Another issue for cleaning agents is the issue of a “default” value to be used if the calculated safe value is above that default value. For drug actives for finished drug manufacture, a default value of 10 ppm drug active in the next product is typically used. Is it required to have a similar default value for cleaning agents? It should be remembered that while the practice of having a default value is not a regulatory requirement, it is a very common industry practice. Such a default value prevents cases where the medically safe calculated value is very high (also note that a requirement that the equipment be visually clean also prevents cases where the medically safe calculated level is very high). It should be noted that a very high “medically safe” level may not be acceptable for other reasons, such as quality specifications and/or stability of the next manufactured product. If a default value, such as 10 ppm in the next product, is selected for formulated cleaning agents, it is preferable that the default value be 10 ppm detergent solids. This makes it more analogous to the 10 ppm drug active default value typically used. Again it is not a requirement that the 10 ppm be based on formulated detergent solids. However, the rationale for this recommendation can be illustrated by the example of two cleaning agents, one called Product ABC containing only 25% sodium lauryl sulfate (SLS) and another called Product XYZ containing only 50% SLS. Does it make logical sense to set a default limit of ABC at 10 ppm (equivalent to 2.5 ppm SLS), while the default limit of XYZ is also 10 ppm (equivalent to 5 ppm SLS)? If the two products were compared on the same solids basis of 10 ppm, the limit for ABC would be set at 40 ppm formulated product and the limit for XYZ would be set at 20 ppm formulated product. Each of these situations would result in setting the default limit at 10 ppm SLS. Here again, it is not a requirement that default values for formulated detergents be set based on detergent solids. However, there is some logic to doing so.

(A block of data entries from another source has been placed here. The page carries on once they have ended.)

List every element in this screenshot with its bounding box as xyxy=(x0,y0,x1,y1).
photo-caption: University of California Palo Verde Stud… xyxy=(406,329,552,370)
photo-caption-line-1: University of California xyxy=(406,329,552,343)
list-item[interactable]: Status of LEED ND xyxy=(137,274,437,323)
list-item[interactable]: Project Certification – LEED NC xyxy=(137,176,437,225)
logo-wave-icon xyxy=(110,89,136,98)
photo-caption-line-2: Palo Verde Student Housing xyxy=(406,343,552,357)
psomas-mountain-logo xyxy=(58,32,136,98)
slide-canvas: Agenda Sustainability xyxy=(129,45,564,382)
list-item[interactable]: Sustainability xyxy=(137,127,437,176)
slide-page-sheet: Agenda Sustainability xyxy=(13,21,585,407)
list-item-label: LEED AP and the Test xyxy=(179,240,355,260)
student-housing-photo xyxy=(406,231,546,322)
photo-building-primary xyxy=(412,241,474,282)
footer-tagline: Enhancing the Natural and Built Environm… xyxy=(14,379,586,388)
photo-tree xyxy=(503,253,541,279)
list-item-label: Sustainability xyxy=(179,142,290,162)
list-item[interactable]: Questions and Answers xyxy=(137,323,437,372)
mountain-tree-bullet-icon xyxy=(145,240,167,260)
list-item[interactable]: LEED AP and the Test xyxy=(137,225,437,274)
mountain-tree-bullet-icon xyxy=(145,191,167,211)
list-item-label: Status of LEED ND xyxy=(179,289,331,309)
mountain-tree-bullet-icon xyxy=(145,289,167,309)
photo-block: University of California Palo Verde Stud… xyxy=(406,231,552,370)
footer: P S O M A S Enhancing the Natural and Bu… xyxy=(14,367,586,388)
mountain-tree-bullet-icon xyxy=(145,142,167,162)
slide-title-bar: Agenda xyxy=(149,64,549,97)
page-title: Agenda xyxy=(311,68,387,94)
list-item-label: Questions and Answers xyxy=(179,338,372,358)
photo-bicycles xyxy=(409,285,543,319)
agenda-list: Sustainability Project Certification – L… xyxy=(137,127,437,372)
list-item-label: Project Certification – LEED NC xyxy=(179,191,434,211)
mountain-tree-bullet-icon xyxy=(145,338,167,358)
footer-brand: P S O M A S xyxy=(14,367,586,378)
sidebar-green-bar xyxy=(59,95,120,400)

A final issue on limits for formulated cleaning agents is what to do for those cases where the calculation requires an IV LD50, but there is no IV toxicity information available from the formulated detergent supplier. Again, the preferred option is to have the IV toxicity info, perhaps an IV LD0 value, available. If it is not available, then it may be possible to estimate a worst case IV LD50 based on the IV toxicity data of the individual components. However, while oral LD50 values for components are widely available, the same cannot be said for IV LD50 data for those same components. If the cleaning agent must continue to be used, other techniques, such as analogies to other products, may have to be utilized. If such an approach is used, care must be used so that worst case estimates are utilized and justified. This Cleaning Memo presents several issues in calculating residue limits for formulated cleaning agents in finished drug manufacture. It should be emphasized that the preferred option is to base calculations on documented LD50 values by the same route of administration. However, in the absence of such information, several options are presented for making worst case estimates of toxicity.